Immigration authorities reportedly took a detained migrant woman's infant daughter from her while she was breastfeeding, then placed the woman in handcuffs when she resisted.
The woman had been detained under the Trump administration's new "zero-tolerance" policy, which criminally prosecutes everyone caught illegally crossing the border, separating them from their children.
Natalia Cornelio, an attorney with the Texas Civil Rights Project who interviewed the woman, told CNN that the woman was sobbing as she told her story.
"The government is essentially torturing people by doing this," Cornelio told CNN.
But officials from the Department of Homeland Security on Friday denied to reporters that a mother was ripped from her infant while nursing, saying "We do not separate breastfeeding children from their parents ... That is not something that DHS does."
The officials, however, were unable to clarify for reporters at what age children can be separated from their parents. They also said they couldn't find any records or documentation that the woman's infant had been taken from her while breastfeeding, but it's unclear if authorities would be required to include such details in their documents.
The woman's separation from her daughter is just the latest story to emerge after the Trump administration began implementing its new border policy. A number of similar reports have circulated throughout the national media in recent weeks, many of them attracting public backlash.
Lawyers who work with the migrants have told news outlets that immigration authorities have separated children from their parents under the guise of taking them to go bathe. The parents described to the lawyers their horror as they realized hours later that their children weren't coming back.
Other stories have surfaced about frightened, traumatized children placed in foster care with little contact with their parents — one foster mother described to The New York Times a five-year-old boy who clung to stick-figure drawings of his family.
One migrant father even took his own life at a Texas jail last month, after suffering a breakdown when Border Patrol agents separated him from his wife and three-year-old son, The Washington Post reported.
It's unclear exactly how many families have been separated since the new policy has been implemented. A Customs and Border Protection official told lawmakers at a recent hearing that 658 children were separated from 638 adults in two weeks between May 6 and May 19.

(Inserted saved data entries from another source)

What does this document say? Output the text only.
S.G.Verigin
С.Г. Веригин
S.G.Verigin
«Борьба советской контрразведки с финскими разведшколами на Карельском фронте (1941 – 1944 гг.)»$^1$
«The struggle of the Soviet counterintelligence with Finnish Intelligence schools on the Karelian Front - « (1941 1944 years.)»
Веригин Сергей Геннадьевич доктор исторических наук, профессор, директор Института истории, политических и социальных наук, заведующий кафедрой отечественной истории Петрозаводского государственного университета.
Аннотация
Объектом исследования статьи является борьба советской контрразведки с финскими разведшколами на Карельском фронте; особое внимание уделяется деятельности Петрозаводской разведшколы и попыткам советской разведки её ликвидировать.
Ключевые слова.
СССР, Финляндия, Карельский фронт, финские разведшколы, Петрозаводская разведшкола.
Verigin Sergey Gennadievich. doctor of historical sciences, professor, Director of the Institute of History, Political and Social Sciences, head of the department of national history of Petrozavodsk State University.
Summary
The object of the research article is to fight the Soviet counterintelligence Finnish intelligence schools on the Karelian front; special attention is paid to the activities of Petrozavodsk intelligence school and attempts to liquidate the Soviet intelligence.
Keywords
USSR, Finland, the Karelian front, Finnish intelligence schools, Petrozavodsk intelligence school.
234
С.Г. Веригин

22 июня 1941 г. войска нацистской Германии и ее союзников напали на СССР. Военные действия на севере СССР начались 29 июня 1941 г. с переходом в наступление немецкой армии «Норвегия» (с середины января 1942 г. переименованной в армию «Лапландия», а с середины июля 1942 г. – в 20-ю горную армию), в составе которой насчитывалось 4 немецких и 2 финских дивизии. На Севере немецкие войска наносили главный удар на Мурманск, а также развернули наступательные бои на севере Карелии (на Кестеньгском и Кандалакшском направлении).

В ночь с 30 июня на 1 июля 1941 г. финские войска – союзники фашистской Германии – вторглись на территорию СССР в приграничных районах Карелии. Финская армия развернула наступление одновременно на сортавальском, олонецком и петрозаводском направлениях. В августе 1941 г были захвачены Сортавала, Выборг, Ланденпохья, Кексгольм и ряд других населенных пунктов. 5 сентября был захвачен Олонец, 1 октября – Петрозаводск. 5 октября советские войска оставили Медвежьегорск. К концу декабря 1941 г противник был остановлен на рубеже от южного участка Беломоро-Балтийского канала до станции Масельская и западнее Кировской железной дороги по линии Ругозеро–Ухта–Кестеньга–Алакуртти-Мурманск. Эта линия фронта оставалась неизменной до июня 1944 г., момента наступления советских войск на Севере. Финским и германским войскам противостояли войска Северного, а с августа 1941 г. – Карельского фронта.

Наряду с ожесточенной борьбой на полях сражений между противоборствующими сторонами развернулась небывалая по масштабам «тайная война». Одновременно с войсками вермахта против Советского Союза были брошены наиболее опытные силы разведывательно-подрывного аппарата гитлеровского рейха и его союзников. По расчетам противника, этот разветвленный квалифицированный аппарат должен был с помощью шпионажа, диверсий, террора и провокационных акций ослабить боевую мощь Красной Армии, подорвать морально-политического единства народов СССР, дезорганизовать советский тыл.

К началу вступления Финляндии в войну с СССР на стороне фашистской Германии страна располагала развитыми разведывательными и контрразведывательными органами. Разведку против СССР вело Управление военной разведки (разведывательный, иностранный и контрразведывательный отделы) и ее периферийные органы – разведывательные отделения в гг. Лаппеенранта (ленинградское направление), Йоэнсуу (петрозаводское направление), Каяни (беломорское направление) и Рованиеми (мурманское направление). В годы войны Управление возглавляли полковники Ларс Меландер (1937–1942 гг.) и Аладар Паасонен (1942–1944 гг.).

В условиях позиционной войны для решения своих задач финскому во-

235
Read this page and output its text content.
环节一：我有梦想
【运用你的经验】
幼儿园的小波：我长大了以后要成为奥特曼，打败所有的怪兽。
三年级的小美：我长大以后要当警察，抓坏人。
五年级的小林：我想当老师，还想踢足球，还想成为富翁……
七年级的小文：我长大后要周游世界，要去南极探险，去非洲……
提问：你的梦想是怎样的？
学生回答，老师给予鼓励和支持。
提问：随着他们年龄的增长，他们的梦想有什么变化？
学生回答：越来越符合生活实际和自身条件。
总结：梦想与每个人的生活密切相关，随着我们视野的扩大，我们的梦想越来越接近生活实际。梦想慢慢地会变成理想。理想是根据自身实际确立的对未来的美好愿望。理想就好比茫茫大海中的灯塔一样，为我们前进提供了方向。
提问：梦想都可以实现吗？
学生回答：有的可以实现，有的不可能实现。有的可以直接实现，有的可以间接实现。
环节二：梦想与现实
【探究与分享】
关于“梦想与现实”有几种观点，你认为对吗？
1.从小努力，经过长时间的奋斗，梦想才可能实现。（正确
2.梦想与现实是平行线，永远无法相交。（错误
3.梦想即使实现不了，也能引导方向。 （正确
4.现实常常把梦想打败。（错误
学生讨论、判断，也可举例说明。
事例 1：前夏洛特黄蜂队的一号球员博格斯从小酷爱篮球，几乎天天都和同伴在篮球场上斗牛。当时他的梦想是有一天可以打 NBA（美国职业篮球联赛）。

The Department of Health and Human Services has said more than 10,000 migrant children are now in US government custody — and shelters are at 95% capacity — though it's unclear how many of those children were separated from their parents and how many arrived at the border unaccompanied.
Editor's Note: This story has been updated to add denials from Department of Homeland Security officials on Friday that nursing infants have been ripped from their mothers.